I spoke to Bucks County District Attorney Matt Weintraub about this, and he said it was a matter of there not being enough resources. But the problem also has to do with the way the system is set up in Pennsylvania. A person with a mental illness who doesn’t want treatment can’t really be forced to get treatment unless they’re deemed to be a threat to themselves or others. And this is something that’s designed to protect people from being committed or institutionalized unfairly. But one effect of it is that it also often means that a person with mental illness is only getting treatment after or during a time when they’ve been arrested for some crime and possibly put in jail.

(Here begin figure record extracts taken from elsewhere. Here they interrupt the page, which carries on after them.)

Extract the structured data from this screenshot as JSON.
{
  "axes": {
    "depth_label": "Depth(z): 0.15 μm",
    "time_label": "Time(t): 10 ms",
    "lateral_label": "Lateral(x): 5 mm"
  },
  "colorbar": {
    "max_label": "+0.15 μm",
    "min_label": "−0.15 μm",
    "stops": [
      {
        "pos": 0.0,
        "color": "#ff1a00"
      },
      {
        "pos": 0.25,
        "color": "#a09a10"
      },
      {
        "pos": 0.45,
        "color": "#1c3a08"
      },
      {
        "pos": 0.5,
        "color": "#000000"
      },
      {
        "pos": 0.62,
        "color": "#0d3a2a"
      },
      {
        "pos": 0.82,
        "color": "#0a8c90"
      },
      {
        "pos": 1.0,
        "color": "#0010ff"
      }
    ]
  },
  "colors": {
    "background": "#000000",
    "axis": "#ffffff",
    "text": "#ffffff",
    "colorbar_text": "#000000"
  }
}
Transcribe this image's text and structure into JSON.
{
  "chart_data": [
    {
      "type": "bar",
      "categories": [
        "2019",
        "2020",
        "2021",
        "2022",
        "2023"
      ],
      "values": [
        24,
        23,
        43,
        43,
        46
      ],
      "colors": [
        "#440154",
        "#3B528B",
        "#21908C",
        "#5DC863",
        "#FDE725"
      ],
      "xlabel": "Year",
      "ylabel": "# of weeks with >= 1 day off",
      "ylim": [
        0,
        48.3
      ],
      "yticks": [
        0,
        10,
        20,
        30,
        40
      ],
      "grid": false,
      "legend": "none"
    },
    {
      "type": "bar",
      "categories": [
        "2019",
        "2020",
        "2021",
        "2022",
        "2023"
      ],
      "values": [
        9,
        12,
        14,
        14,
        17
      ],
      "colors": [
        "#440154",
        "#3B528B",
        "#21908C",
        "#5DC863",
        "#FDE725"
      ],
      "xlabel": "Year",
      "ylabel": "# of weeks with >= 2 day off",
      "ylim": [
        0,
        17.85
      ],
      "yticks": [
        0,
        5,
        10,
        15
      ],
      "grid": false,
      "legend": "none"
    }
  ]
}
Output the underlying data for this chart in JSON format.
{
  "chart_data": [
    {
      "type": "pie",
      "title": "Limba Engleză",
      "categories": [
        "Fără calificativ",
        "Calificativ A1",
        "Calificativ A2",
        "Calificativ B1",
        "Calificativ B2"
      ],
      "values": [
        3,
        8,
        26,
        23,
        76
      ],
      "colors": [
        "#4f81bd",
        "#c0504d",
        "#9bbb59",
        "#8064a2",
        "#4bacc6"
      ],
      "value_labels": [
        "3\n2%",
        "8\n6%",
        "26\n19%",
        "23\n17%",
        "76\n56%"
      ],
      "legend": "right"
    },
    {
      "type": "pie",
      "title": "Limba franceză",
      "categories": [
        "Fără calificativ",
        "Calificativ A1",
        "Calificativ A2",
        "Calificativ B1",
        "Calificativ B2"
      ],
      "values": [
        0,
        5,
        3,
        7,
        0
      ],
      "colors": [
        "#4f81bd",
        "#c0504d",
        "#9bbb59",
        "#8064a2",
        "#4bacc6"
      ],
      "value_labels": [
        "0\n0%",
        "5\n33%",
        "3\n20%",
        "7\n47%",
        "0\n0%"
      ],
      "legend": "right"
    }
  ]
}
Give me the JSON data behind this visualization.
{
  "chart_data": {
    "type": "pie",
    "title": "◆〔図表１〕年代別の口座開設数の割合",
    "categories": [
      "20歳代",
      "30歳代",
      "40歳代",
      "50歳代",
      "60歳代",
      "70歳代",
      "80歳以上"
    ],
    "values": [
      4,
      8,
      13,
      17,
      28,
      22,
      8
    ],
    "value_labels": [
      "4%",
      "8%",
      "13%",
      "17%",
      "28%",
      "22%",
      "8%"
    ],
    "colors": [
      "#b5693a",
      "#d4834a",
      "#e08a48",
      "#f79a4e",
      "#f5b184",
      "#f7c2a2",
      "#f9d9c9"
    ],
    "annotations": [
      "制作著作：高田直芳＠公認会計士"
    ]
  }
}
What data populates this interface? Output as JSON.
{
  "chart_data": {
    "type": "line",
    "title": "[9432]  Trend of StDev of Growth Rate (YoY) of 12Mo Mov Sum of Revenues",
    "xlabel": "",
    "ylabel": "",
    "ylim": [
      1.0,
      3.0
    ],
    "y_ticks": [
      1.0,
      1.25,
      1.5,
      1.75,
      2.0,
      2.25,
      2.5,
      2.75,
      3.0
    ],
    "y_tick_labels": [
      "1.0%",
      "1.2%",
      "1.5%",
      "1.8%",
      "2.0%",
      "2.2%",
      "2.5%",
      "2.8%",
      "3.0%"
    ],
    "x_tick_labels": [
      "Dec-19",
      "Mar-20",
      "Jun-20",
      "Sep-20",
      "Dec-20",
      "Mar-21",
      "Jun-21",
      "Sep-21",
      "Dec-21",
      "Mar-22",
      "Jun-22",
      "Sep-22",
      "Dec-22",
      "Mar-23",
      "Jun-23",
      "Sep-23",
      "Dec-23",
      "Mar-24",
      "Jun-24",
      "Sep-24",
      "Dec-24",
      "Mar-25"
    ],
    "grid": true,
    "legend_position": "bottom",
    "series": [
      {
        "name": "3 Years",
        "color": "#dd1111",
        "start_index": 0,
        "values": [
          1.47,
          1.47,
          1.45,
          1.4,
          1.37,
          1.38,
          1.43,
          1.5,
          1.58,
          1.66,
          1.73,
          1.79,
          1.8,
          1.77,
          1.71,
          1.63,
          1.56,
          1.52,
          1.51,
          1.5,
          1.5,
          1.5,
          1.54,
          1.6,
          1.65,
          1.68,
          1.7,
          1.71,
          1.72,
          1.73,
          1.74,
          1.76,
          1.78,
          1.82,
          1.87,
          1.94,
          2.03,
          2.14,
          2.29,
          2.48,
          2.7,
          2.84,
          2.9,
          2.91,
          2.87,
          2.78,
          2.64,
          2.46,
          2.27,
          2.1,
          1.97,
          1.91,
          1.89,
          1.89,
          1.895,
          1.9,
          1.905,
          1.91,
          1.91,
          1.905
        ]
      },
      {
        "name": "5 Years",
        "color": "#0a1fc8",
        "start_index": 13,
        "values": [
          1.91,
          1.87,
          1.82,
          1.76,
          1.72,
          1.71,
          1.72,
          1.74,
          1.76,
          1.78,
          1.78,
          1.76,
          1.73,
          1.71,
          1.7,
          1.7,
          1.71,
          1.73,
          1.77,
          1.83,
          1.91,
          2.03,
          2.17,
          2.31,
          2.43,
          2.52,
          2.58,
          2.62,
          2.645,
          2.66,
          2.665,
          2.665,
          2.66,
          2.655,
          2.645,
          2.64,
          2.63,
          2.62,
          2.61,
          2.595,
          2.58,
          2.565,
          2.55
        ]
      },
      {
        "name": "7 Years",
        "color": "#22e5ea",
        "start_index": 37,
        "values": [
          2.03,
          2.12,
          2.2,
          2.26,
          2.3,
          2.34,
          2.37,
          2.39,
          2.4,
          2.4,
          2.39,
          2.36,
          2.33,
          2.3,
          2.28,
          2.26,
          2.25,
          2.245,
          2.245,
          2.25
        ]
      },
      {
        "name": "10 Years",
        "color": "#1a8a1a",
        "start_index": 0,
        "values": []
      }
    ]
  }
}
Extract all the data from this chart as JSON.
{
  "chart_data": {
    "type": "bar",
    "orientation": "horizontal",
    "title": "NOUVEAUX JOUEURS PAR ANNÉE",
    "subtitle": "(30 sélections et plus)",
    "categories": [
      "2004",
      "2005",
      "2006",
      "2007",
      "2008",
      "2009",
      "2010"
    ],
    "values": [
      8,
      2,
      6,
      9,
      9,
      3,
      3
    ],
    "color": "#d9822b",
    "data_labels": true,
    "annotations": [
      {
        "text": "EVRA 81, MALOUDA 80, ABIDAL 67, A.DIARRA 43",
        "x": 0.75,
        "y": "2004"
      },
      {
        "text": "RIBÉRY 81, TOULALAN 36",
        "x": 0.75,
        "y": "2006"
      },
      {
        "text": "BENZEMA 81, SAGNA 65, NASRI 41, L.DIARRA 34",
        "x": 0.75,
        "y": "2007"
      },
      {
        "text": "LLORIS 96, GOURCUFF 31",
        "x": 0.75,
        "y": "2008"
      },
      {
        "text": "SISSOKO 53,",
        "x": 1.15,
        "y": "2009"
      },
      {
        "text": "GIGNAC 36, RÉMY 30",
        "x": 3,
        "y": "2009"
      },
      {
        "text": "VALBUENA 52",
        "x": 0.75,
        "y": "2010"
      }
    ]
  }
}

On the law that could direct people with mental illness to treatment earlier — but doesn’t 

In 2018, the state Legislature passed a law that would allow for something called assisted outpatient treatment. It was signed by the governor and everything. So assisted outpatient treatment would allow a team to work with a judge and the person who is averse to treatment and it would change the standard for involuntary commitment. So for that, instead of proving that a person has to be a danger to themselves or others, you only have to show that they’re in urgent need of care and that they’re unequipped or unable to take care of themselves and that this is having a detrimental effect on them. That can’t lead them to any type of jail time or commitment in an institution. But what it can do is get that person help in a way that’s completely divorced from the criminal justice system and completely removed from police.

So the law exists and is on the books, but the mental health programs are actually administered by the counties and none of the counties have made any effort to use this program. And it’s possible that some counties are are seeking more funding before they implement any more programs. And look, I get that because [mental health] funding has been completely flat in Pennsylvania for a long time and … eight years ago was decreased by $84 million a year. So I think the counties are stretched pretty thin when it comes to funding.

John Snook, director of the Treatment Advocacy Center in Virginia, on putting people with mental illness in jail

If you started with “What just doesn’t work? What’s the worst way we could do this, to provide someone [with mental illness] care?” it would be a jail. What we know is that when someone with a mental illness goes into a jail, they’re very much less likely to get the treatment they need. We did a survey a few years ago with sheriffs all over the country and sheriffs said this plainly. They said we don’t have enough training, we don’t have enough resources for people with mental illness and the reality is what happened is a person is much more likely to come out of jail sicker than when they went in.